Acrylic on Baltic birch. Float-mount. This painting demanded much time and effort in order to be able to show the branch as a growing, living thing, producing the most delicious grape known to me. I wanted the chalky look on the concord and the aging leaves, starting to curl under the stress of age and to give way to the fruit’s full effort.
Regarding the Freedom Triptych: "I've always been intrigued by a 3-panel triptych as a means of presenting artwork. Your triptych of the shoreline of Lake Ontario caught me off-guard. For the first time, I saw a dynamic purpose to a triptych. It was like the waves had a place in time and space. I felt a rhythm as the waves progressed along the panels..there was a 3D dimensionality on the canvas surface, as well as the flow along the wall. It certainly seemed like the water was almost alive."
Catherine Bovaird, Niagara Falls
This collection expressed the broad love and respect for the power, beauty, and bounty of nature as it serves us and as we serve it well. From raging fires and powerful waterfalls that cleanse the earth and prepare it for new growth to the immense sky that blows us where it wills or offers space to fall free. From the comforting unique beauty of every tree to the bounty it offers when we feed it right.

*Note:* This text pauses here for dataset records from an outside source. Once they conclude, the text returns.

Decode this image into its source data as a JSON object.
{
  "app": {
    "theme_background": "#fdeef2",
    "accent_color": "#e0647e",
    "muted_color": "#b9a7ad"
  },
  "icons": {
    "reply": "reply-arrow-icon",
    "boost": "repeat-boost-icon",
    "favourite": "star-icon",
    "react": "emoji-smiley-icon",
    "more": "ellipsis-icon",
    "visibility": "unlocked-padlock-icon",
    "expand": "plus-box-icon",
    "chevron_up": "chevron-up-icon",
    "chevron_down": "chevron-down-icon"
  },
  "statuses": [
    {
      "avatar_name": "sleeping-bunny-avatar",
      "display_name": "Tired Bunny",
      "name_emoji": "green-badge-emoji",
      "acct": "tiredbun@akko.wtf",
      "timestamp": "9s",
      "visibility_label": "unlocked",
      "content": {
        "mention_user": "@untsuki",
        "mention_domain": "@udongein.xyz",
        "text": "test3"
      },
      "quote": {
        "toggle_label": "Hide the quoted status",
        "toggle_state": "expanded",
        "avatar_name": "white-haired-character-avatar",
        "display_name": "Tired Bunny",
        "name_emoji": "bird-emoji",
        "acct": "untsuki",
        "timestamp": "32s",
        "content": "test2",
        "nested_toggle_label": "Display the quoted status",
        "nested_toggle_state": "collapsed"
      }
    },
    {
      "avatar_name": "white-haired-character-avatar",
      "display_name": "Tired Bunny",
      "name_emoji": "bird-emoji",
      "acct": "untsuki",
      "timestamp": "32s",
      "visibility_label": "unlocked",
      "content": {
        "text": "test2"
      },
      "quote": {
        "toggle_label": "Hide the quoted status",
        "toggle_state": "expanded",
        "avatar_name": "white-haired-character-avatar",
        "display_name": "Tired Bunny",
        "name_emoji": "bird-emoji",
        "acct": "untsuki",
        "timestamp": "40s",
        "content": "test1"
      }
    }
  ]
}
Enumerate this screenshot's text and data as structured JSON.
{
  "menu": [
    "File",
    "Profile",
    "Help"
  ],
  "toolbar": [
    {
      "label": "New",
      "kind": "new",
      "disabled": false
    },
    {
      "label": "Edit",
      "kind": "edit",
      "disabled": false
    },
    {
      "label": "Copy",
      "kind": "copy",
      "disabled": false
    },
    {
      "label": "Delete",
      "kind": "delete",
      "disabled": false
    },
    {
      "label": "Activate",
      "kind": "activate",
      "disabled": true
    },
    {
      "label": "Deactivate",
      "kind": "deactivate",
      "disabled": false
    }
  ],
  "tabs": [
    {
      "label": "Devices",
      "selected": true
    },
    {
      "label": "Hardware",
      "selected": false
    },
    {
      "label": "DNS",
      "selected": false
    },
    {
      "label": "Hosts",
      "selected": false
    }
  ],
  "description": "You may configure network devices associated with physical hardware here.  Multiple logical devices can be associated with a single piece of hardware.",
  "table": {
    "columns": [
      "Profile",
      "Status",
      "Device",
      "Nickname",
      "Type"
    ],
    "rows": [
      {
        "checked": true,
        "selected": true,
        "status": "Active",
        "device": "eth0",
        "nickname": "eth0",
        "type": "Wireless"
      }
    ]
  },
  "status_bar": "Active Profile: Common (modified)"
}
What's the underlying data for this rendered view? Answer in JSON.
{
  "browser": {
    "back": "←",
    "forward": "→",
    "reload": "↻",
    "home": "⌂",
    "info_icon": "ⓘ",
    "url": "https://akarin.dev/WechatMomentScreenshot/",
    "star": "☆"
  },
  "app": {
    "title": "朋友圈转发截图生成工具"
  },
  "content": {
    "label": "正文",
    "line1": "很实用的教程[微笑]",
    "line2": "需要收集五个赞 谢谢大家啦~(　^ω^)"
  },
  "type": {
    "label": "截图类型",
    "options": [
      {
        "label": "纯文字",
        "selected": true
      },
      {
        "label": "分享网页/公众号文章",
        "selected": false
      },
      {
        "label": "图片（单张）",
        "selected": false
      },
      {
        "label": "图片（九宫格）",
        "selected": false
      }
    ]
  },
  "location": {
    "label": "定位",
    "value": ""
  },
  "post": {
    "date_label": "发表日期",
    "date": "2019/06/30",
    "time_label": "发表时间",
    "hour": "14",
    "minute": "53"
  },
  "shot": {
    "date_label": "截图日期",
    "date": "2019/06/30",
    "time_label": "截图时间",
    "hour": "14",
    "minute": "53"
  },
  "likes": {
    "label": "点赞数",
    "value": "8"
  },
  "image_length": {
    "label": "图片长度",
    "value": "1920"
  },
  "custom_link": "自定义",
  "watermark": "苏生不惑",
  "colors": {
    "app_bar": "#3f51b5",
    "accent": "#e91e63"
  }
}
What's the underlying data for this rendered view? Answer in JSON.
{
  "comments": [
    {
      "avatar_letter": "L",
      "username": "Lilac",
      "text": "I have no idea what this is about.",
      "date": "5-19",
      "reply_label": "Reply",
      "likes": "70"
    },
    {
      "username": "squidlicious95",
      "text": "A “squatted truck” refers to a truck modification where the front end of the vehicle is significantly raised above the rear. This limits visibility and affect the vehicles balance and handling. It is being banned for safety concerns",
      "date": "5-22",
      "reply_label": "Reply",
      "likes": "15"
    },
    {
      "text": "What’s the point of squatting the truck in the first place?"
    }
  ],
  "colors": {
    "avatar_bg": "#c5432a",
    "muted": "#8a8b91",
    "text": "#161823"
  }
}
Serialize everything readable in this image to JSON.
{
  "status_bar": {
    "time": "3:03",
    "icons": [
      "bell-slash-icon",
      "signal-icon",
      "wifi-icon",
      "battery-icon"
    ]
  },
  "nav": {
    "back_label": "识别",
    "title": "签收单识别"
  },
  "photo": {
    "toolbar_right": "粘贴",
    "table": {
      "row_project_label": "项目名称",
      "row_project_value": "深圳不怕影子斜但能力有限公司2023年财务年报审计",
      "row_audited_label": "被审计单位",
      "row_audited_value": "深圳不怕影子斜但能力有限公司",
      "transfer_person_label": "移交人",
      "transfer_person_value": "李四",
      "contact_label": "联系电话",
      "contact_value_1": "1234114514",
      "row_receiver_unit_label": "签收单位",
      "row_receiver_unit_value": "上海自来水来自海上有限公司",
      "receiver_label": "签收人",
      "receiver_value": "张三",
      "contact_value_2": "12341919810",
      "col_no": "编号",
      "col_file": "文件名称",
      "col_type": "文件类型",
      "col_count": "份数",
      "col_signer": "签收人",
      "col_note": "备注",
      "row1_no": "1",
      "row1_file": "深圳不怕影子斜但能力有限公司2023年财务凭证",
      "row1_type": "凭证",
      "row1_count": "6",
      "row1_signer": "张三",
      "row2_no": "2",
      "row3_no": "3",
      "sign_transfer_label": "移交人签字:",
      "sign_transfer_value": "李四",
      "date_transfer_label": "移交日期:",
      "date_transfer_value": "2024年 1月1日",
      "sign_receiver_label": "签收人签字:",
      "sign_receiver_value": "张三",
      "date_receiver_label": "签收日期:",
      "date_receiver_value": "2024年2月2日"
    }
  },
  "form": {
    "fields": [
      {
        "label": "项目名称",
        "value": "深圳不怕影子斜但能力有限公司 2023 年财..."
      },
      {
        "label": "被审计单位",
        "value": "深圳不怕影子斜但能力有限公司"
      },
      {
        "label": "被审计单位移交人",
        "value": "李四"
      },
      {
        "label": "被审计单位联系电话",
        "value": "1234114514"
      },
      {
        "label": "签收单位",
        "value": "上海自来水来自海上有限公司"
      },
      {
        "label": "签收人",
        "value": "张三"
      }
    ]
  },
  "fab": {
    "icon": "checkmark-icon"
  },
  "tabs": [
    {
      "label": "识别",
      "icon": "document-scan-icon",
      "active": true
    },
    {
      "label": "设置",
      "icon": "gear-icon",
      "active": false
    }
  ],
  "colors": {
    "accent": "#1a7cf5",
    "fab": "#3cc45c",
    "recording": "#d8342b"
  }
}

From the tenderness of the shoreline’s welcoming nature to the mystery of the patterns permeating through nature.
This collection also served as an illustration to the personal challenges we face as individual humans. Nature reflects our ability to hurt but heal; be stunted or grow. The artist hopes to leave the viewer with a sense of awe and eternity, a humbling hope rather than hopeless dread.